Овчарка понюхала воздух, покружилась между соснами и, не издав ни звука, скрылась в лесу. С сумерками все стихло, и наступил тот краткий и благодатный миг, что бывает поздней осенью, когда нагретая солнцем земля и листва начинает отдавать тепло. Его бывает очень мало, но в холодеющем пространстве умирающей природы оно ощущается ярко и напоминает тепло от рук.
Застоявшиеся ноги жеребчика требовали простора, он плясал от возбуждения и норовил увлечь конюшицу на аэродром, однако та упрямо шла в глубь леса.
— Не ходи туда, — увещевала она. — Там люди. Вот когда уйдут — пойдем на скачки.
Они медленно брели в синеватом вечернем воздухе, но благодатный миг был безнадежно испорчен: запах сгоревшего пороха перебивал все другие. Он стелился над землей, неразрывно связавшись с воздухом и теплом, и теперь требовался хороший ветер, чтобы продуть и очистить от него лес. Вдруг жеребчик встал на дыбы, резко отскочил в сторону и, фыркая, взбил землю копытом. Под деревом, лицом вниз, лежал человек, едва различимый на палой листве. Пятнистые одежды скрывали его от глаз и как бы растворяли в пестроте осеннего леса, однако смерть все равно заметила его, ибо от нее не спасал даже самый изощренный камуфляж.

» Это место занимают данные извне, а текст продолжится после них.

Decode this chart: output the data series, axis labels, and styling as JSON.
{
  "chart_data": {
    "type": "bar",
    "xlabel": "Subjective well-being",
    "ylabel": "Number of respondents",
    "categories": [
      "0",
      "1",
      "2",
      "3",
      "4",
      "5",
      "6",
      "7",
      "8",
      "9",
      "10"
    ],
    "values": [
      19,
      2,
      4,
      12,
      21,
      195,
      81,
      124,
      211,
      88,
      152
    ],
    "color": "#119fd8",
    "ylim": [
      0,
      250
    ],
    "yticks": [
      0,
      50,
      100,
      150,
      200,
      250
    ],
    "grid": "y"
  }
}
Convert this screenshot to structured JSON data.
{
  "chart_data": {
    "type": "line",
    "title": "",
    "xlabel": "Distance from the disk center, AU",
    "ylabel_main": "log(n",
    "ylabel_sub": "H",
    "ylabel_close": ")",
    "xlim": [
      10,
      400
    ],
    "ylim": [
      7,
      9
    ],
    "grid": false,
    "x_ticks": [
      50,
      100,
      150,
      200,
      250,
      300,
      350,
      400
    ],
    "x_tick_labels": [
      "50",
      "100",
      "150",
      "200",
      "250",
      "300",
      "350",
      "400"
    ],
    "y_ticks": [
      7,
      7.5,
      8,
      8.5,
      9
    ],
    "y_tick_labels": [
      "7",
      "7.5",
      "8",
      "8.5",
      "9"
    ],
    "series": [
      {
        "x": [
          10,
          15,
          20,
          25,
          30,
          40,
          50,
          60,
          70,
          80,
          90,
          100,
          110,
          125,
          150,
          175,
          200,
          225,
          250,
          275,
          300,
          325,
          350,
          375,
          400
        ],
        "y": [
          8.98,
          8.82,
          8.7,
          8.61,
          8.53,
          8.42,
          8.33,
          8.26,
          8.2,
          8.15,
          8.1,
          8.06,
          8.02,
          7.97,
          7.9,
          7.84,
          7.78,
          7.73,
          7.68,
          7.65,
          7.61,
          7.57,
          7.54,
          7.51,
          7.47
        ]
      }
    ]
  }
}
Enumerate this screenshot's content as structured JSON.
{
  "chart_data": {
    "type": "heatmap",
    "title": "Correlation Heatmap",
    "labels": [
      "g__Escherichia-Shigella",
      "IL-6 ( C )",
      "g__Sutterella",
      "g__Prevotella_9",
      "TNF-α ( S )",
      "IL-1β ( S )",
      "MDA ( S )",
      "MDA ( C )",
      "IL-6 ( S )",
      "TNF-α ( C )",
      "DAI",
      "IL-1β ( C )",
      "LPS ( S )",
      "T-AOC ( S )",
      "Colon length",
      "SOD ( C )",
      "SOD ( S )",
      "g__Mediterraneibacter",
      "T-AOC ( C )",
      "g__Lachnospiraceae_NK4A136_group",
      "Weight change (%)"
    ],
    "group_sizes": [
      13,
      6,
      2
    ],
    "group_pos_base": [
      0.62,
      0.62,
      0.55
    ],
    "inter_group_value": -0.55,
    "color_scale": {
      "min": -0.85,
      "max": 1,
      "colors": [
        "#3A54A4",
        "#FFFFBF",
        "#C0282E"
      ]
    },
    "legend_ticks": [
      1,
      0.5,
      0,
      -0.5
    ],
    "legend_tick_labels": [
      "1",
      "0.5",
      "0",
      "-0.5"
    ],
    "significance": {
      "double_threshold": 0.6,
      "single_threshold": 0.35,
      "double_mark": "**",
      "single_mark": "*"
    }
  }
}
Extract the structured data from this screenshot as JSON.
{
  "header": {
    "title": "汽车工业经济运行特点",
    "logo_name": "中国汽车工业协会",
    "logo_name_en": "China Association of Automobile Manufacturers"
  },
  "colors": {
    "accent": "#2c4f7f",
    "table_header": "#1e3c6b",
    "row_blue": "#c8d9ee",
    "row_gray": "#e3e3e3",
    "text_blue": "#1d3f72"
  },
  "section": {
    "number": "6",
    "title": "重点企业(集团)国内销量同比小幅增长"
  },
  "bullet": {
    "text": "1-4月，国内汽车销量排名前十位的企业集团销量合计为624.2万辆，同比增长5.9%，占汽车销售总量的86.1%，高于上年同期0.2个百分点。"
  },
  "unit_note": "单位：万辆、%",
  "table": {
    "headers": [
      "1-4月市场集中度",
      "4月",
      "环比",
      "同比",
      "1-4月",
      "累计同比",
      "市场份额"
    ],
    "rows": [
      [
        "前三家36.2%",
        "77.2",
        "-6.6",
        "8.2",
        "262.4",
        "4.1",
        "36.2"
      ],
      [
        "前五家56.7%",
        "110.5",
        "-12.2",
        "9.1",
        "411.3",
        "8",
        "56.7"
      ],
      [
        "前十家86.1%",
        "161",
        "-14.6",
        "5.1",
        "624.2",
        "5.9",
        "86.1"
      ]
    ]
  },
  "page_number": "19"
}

Конюшица склонилась и потрогала его руки, сжимающие автомат: металл и человеческая плоть были одинаково холодными и твердыми. Потом она принесла лопату и стала рыть землянку рядом с убитым.
— Ничего, и тебе вырою, — приговаривала она. — И ты зимой согреешься. Сверху тебя присыплет листьями, потом снегом… Ничего!
Жеребчик помогал ей закидывать яму землей. Он стал привыкать к мертвым, и хотя его будоражило ощущение смерти, однако он понимал, что эти холодные, неподвижные люди уже не представляют опасности и не могут принести вреда. Когда они схоронили человека, совсем стемнело, листва отдала накопленное за день тепло, и босые ноги чувствовали холод и сырость земли.
— Пойдем домой, — сказала конюшица. — Веди меня.
Жеребчик прекрасно видел в темноте и очень просто ориентировался в ночном лесу. Конюшица шла за ним, держась за мягкий, ухоженный хвост, а он ступал осторожно, чтобы не бить ветвями позади идущего. Но скоро жеребчик внезапно встал и насторожился, поводя ушами, — впереди был живой человек.
— Ну, ступай, ступай, — конюшица подергала хвост. — Чего ты испугался?
Жеребчик лишь тянул ноздрями воздух и вздрагивал кожей, будто сгоняя оводов. Конюшица пошла вперед, а он нехотя и напряженно потянулся следом, готовый в любое мгновение порскнуть в сторону.